Nascida em 13 de junho de 1920 em Cachoeira Paulista, São Paulo, no Vale do Paraíba, Dona Ruth Guimarães foi uma intelectual incomparável. Sua história nas letras brasileiras começou muito cedo, com ela publicando poemas em jornais de sua cidade quando ainda tinha dez anos, depois passando por um período como datilógrafa e revisora antes de cursar Letras Clássicas na Faculdade de Filosofia, Letras e Ciências Humanas da Universidade de São Paulo em 1947. Na capital paulista, para onde foi aos dezessete anos após se tornar órfã, conheceu Mário de Andrade, que se tornou um mestre, a iniciando nos estudos do folclore, orientando-a, inclusive, em um de seus trabalhos de mais destaque, Os filhos do medo (com edição mais recente pela Editora Unipalmares), e frequentou o Grupo da Baruel, um círculo literário importante que se reunia na Drogaria Baruel. Além de escritora, Dona Ruth também foi tradutora, jornalista e pesquisadora. 

Publicado originalmente em 1946 pela Editora Livraria do Globo, Água funda foi bem recebido por público e crítica, tendo nomes como Antonio Candido, Álvaro Lins e Brito Broca escrevendo sobre o romance.

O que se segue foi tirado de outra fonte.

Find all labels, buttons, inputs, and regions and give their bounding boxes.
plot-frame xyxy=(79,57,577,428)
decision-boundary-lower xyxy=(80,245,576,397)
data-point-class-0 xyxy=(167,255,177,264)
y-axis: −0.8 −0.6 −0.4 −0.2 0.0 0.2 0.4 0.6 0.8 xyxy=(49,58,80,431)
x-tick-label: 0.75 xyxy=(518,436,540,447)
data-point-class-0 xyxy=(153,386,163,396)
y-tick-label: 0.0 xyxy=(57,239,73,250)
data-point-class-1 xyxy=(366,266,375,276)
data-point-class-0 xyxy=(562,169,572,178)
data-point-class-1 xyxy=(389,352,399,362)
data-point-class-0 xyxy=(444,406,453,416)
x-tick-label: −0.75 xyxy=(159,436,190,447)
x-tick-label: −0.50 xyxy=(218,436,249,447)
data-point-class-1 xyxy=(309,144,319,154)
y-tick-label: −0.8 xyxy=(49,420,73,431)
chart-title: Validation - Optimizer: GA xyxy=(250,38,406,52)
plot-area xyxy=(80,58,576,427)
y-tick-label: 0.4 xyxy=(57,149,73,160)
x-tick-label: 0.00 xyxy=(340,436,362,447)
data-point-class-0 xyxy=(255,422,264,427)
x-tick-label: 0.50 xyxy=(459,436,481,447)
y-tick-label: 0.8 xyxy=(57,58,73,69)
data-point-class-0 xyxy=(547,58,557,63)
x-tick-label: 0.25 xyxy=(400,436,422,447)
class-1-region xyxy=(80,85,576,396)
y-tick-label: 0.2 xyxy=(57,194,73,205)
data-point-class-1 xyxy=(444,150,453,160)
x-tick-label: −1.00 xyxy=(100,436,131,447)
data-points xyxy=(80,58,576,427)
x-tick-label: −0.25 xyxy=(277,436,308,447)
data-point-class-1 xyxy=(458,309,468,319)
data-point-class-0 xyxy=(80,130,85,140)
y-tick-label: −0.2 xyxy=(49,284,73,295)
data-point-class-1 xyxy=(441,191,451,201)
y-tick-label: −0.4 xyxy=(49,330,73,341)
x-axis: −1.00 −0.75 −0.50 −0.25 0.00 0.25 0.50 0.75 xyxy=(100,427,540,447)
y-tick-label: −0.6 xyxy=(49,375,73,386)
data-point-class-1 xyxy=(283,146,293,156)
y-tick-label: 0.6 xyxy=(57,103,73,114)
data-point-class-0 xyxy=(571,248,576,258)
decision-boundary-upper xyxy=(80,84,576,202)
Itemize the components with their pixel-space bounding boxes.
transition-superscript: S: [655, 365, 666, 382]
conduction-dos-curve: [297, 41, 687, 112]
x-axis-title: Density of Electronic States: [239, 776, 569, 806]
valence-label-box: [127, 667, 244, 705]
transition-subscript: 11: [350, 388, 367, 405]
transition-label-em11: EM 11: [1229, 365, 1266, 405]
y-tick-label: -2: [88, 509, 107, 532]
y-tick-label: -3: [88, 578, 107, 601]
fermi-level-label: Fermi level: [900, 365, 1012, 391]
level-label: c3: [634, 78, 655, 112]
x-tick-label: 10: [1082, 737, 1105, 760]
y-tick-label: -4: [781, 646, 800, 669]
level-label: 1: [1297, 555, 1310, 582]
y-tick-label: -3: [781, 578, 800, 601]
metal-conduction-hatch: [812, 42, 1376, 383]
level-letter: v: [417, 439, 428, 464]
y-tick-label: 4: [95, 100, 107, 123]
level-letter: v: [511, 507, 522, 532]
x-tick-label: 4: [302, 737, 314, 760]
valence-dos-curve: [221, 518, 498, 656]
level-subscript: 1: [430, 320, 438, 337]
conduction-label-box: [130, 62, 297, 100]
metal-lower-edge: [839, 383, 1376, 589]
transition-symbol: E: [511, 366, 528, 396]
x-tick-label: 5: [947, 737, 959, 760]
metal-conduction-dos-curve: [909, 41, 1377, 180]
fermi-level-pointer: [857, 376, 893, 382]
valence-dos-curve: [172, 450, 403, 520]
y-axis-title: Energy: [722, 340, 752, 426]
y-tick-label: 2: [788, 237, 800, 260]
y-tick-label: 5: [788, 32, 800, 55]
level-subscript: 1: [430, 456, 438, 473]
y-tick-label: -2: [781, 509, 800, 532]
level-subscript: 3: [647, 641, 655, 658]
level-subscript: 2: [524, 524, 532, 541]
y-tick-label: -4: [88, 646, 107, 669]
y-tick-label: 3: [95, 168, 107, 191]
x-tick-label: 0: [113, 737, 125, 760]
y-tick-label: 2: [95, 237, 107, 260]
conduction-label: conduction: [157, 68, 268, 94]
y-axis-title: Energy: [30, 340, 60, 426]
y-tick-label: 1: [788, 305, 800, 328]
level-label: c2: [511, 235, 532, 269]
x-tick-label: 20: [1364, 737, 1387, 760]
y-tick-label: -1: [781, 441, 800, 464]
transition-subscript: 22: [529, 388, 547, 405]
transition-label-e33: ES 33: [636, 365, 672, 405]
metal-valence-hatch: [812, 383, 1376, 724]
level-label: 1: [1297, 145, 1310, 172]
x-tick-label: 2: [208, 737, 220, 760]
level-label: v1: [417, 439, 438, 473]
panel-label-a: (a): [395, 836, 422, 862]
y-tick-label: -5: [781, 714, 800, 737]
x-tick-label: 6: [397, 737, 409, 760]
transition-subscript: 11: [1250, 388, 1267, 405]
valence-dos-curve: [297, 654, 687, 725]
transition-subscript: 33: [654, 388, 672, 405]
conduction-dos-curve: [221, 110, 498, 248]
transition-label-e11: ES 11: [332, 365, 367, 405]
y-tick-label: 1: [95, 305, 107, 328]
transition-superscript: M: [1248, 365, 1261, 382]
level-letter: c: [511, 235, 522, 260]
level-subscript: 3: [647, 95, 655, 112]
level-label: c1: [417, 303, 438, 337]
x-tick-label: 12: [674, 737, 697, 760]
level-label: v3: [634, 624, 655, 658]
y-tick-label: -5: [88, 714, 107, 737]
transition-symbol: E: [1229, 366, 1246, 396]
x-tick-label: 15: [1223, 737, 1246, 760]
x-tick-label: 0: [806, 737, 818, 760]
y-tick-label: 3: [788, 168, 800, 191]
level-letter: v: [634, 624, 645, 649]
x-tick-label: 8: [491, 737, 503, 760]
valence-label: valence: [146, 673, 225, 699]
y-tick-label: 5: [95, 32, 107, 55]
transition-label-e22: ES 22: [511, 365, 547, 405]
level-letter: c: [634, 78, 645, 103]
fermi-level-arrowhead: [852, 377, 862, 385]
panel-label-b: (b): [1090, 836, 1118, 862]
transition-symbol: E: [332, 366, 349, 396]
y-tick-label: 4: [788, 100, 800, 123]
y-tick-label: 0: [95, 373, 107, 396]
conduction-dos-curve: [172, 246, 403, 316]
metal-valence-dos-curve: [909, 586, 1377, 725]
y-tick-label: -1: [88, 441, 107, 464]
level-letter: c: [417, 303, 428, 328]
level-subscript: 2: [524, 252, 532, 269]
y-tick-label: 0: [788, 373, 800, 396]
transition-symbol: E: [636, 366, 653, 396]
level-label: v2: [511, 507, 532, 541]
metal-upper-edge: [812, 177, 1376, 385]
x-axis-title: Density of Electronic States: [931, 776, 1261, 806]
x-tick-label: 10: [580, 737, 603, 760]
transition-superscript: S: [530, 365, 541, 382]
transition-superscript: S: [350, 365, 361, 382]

E a sua repercussão inicial fez com que Dona Ruth se tornasse a primeira autora negra a ter projeção nacional. E esse fato se torna mais impressionante, mas nada surpreendente, quando lembramos que o seu romance fora apenas o segundo a ser publicado por uma mulher negra no Brasil, sendo o primeiro após a abolição. O primeiro, como muito bem sabemos, foi Úrsula (1859), de Maria Firmina dos Reis. Um intervalo assustador de oitenta e sete anos. Com isso, era de se esperar que seu nome fosse muito bem assentado na cultura brasileira, mas a triste realidade é que, como tantos outros nomes negros e não brancos, tanto autora quanto a sua obra caíram em esquecimento. 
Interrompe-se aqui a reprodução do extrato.